Baca berita tanpa iklan. Gabung Kompas.com+

77 Persen Wilayah Terumbu Karang Dunia Alami Pemutihan

Kompas.com, 23 Oktober 2024, 16:38 WIB
Monika Novena,
Bambang P. Jatmiko

Tim Redaksi

Sumber CNN

KOMPAS.com - Data satelit menunjukkan 77 persen wilayah terumbu karang dunia, mulai dari Atlantik, Pasifik, hingga Samudra Hindia mengalami pemutihan massal, akibat perubahan iklim yang memicu suhu laut mencapai rekor.

National Oceanic and Atmospheric Administration (NOAA) pun mencatat pemutihan massal terumbu karang yang terjadi di seluruh dunia sejak Februari 2023 tersebut menjadi yang terluas yang pernah tercatat.

"Peristiwa ini masih meningkat dalam cakupan spasial. Hal tersebut memiliki konsekuensi serius bagi terumbu karang," ungkap koordinator NOAA Coral Reef Watch Derek Manzello.

Rekor pemutihan massal sebelumnya terjadi pada 2014 hingga 2017 memengaruhi hampir 66 persen wilayah terumbu karang dunia.

Baca juga: Kesehatan Terumbu Karang di Papua Barat Dimonitor untuk Jaga Kelestarian Kawasan Konservasi

Pemicu Peristiwa Pemutihan

Mengutip CNN, Rabu (23/10/2024) pemutihan terumbu karang dipicu oleh tekanan panas di lautan yang hangat. Terumbu karang kemudian akan mengeluarkan alga berwarna-warni yang hidup di jaringannya.

Tanpa alga yang bermanfaat ini, terumbu karang menjadi pucat dan rentan terhadap kelaparan dan penyakit.
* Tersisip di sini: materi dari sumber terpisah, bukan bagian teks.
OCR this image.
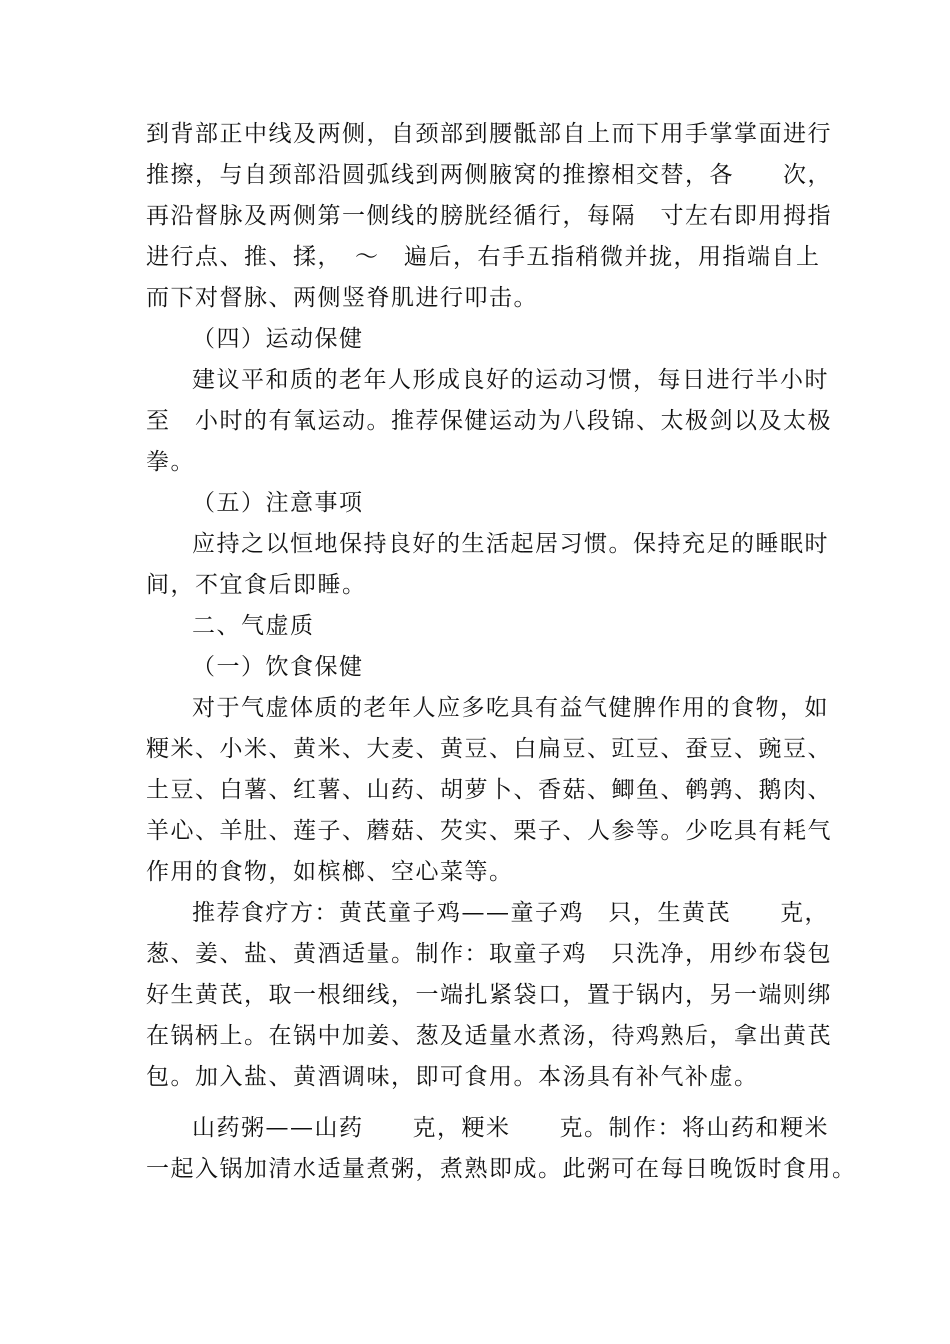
到背部正中线及两侧，自颈部到腰骶部自上而下用手掌掌面进行
推擦，与自颈部沿圆弧线到两侧腋窝的推擦相交替，各　　次，
再沿督脉及两侧第一侧线的膀胱经循行，每隔　寸左右即用拇指
进行点、推、揉，　～　遍后，右手五指稍微并拢，用指端自上
而下对督脉、两侧竖脊肌进行叩击。
（四）运动保健
建议平和质的老年人形成良好的运动习惯，每日进行半小时
至　小时的有氧运动。推荐保健运动为八段锦、太极剑以及太极
拳。
（五）注意事项
应持之以恒地保持良好的生活起居习惯。保持充足的睡眠时
间，不宜食后即睡。
二、气虚质
（一）饮食保健
对于气虚体质的老年人应多吃具有益气健脾作用的食物，如
粳米、小米、黄米、大麦、黄豆、白扁豆、豇豆、蚕豆、豌豆、
土豆、白薯、红薯、山药、胡萝卜、香菇、鲫鱼、鹌鹑、鹅肉、
羊心、羊肚、莲子、蘑菇、芡实、栗子、人参等。少吃具有耗气
作用的食物，如槟榔、空心菜等。
推荐食疗方：黄芪童子鸡——童子鸡　只，生黄芪　　克，
葱、姜、盐、黄酒适量。制作：取童子鸡　只洗净，用纱布袋包
好生黄芪，取一根细线，一端扎紧袋口，置于锅内，另一端则绑
在锅柄上。在锅中加姜、葱及适量水煮汤，待鸡熟后，拿出黄芪
包。加入盐、黄酒调味，即可食用。本汤具有补气补虚。
山药粥——山药　　克，粳米　　克。制作：将山药和粳米
一起入锅加清水适量煮粥，煮熟即成。此粥可在每日晚饭时食用。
Karang yang memutih tidak mati, tetapi suhu laut perlu mendingin agar ada harapan untuk pulih.

Meskipun pemutihan massal ini sudah menjadi yang paling luas, yang memengaruhi terumbu karang di 74 negara dan wilayah, NOAA sejauh ini belum menyebutnya sebagai yang "terburuk" yang pernah tercatat.
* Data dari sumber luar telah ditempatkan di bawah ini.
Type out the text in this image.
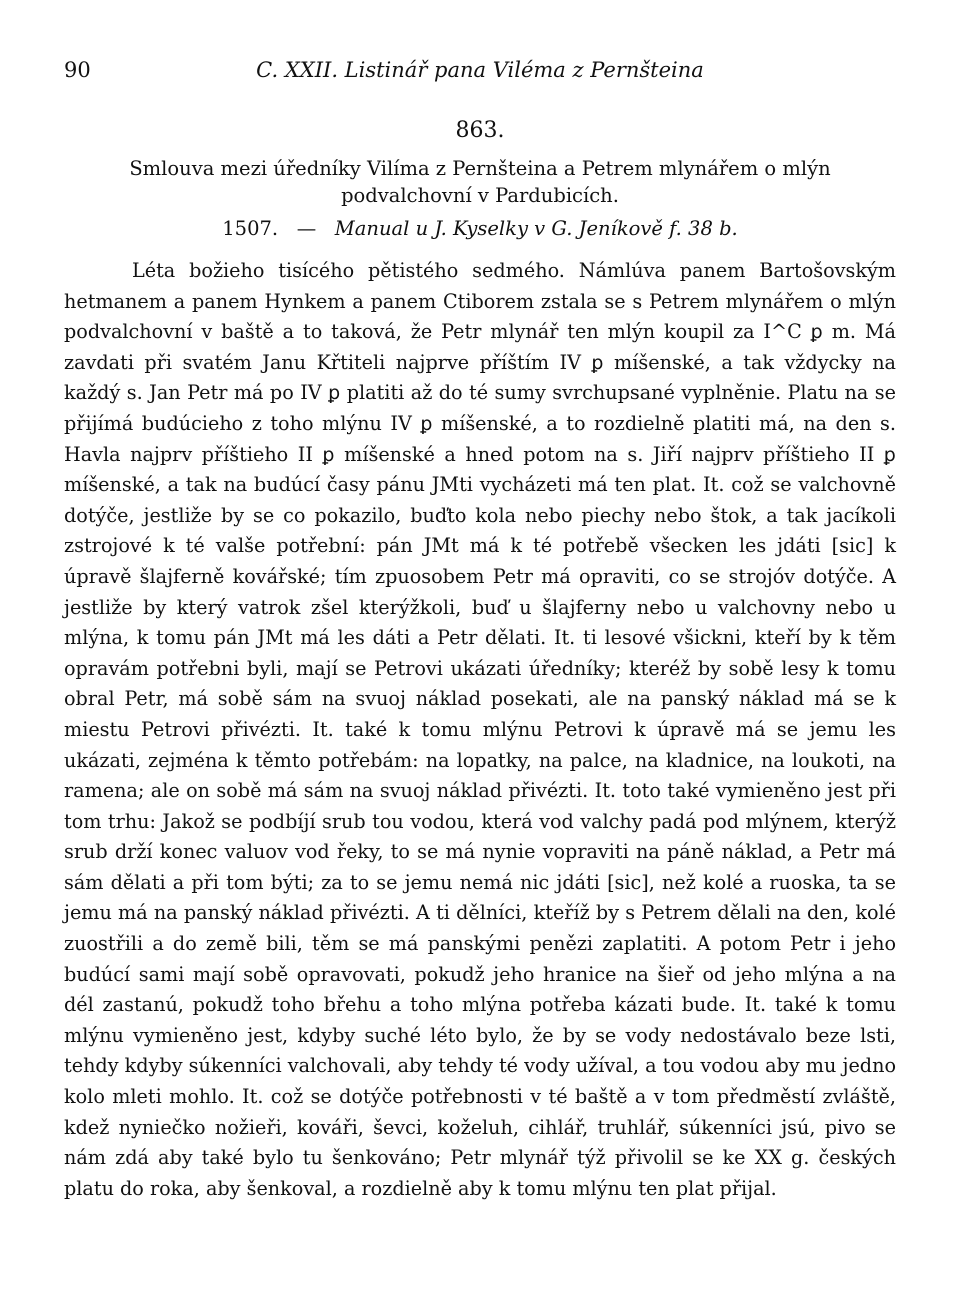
90	C. XXII. Listinář pana Viléma z Pernšteina
863.

Smlouva mezi úředníky Vilíma z Pernšteina a Petrem mlynářem o mlýn podvalchovní v Pardubicích.

1507. — Manual u J. Kyselky v G. Jeníkově f. 38 b.

Léta božieho tisícého pětistého sedmého. Námlúva panem Bartošovským hetmanem a panem Hynkem a panem Ctiborem zstala se s Petrem mlynářem o mlýn podvalchovní v baště a to taková, že Petr mlynář ten mlýn koupil za I^C ꝑ m. Má zavdati při svatém Janu Křtiteli najprve příštím IV ꝑ míšenské, a tak vždycky na každý s. Jan Petr má po IV ꝑ platiti až do té sumy svrchupsané vyplněnie. Platu na se přijímá budúcieho z toho mlýnu IV ꝑ míšenské, a to rozdielně platiti má, na den s. Havla najprv příštieho II ꝑ míšenské a hned potom na s. Jiří najprv příštieho II ꝑ míšenské, a tak na budúcí časy pánu JMti vycházeti má ten plat. It. což se valchovně dotýče, jestliže by se co pokazilo, buďto kola nebo piechy nebo štok, a tak jacíkoli zstrojové k té valše potřební: pán JMt má k té potřebě všecken les jdáti [sic] k úpravě šlajferně kovářské; tím zpuosobem Petr má opraviti, co se strojóv dotýče. A jestliže by který vatrok zšel kterýžkoli, buď u šlajferny nebo u valchovny nebo u mlýna, k tomu pán JMt má les dáti a Petr dělati. It. ti lesové všickni, kteří by k těm opravám potřebni byli, mají se Petrovi ukázati úředníky; kteréž by sobě lesy k tomu obral Petr, má sobě sám na svuoj náklad posekati, ale na panský náklad má se k miestu Petrovi přivézti. It. také k tomu mlýnu Petrovi k úpravě má se jemu les ukázati, zejména k těmto potřebám: na lopatky, na palce, na kladnice, na loukoti, na ramena; ale on sobě má sám na svuoj náklad přivézti. It. toto také vymieněno jest při tom trhu: Jakož se podbíjí srub tou vodou, která vod valchy padá pod mlýnem, kterýž srub drží konec valuov vod řeky, to se má nynie vopraviti na páně náklad, a Petr má sám dělati a při tom býti; za to se jemu nemá nic jdáti [sic], než kolé a ruoska, ta se jemu má na panský náklad přivézti. A ti dělníci, kteříž by s Petrem dělali na den, kolé zuostřili a do země bili, těm se má panskými penězi zaplatiti. A potom Petr i jeho budúcí sami mají sobě opravovati, pokudž jeho hranice na šieř od jeho mlýna a na dél zastanú, pokudž toho břehu a toho mlýna potřeba kázati bude. It. také k tomu mlýnu vymieněno jest, kdyby suché léto bylo, že by se vody nedostávalo beze lsti, tehdy kdyby súkenníci valchovali, aby tehdy té vody užíval, a tou vodou aby mu jedno kolo mleti mohlo. It. což se dotýče potřebnosti v té baště a v tom předměstí zvláště, kdež nyniečko nožieři, kováři, ševci, koželuh, cihlář, truhlář, súkenníci jsú, pivo se nám zdá aby také bylo tu šenkováno; Petr mlynář týž přivolil se ke XX g. českých platu do roka, aby šenkoval, a rozdielně aby k tomu mlýnu ten plat přijal.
Dalam beberapa bulan dan tahun mendatang, para ilmuwan akan melakukan penilaian bawah air terhadap karang yang mati untuk membantu menghitung tingkat keparahan kerusakan.

"Dampaknya kemungkinan akan memecahkan rekor. Kami belum pernah mengalami peristiwa pemutihan karang sebesar ini sebelumnya," kata Manzello.

Baca juga: PBB Jajaki Mekanisme Asuransi Terumbu Karang di Kepulauan Gili

Seruan Aksi

Sebagai tanggapan terhadap rekor pemutihan tersebut, para ilmuwan telah menyerukan sesi darurat khusus tentang terumbu karang yang diadakan pada pertemuan puncak Konvensi Perserikatan Bangsa-Bangsa tentang Keanekaragaman Hayati (COP16) di Kolombia.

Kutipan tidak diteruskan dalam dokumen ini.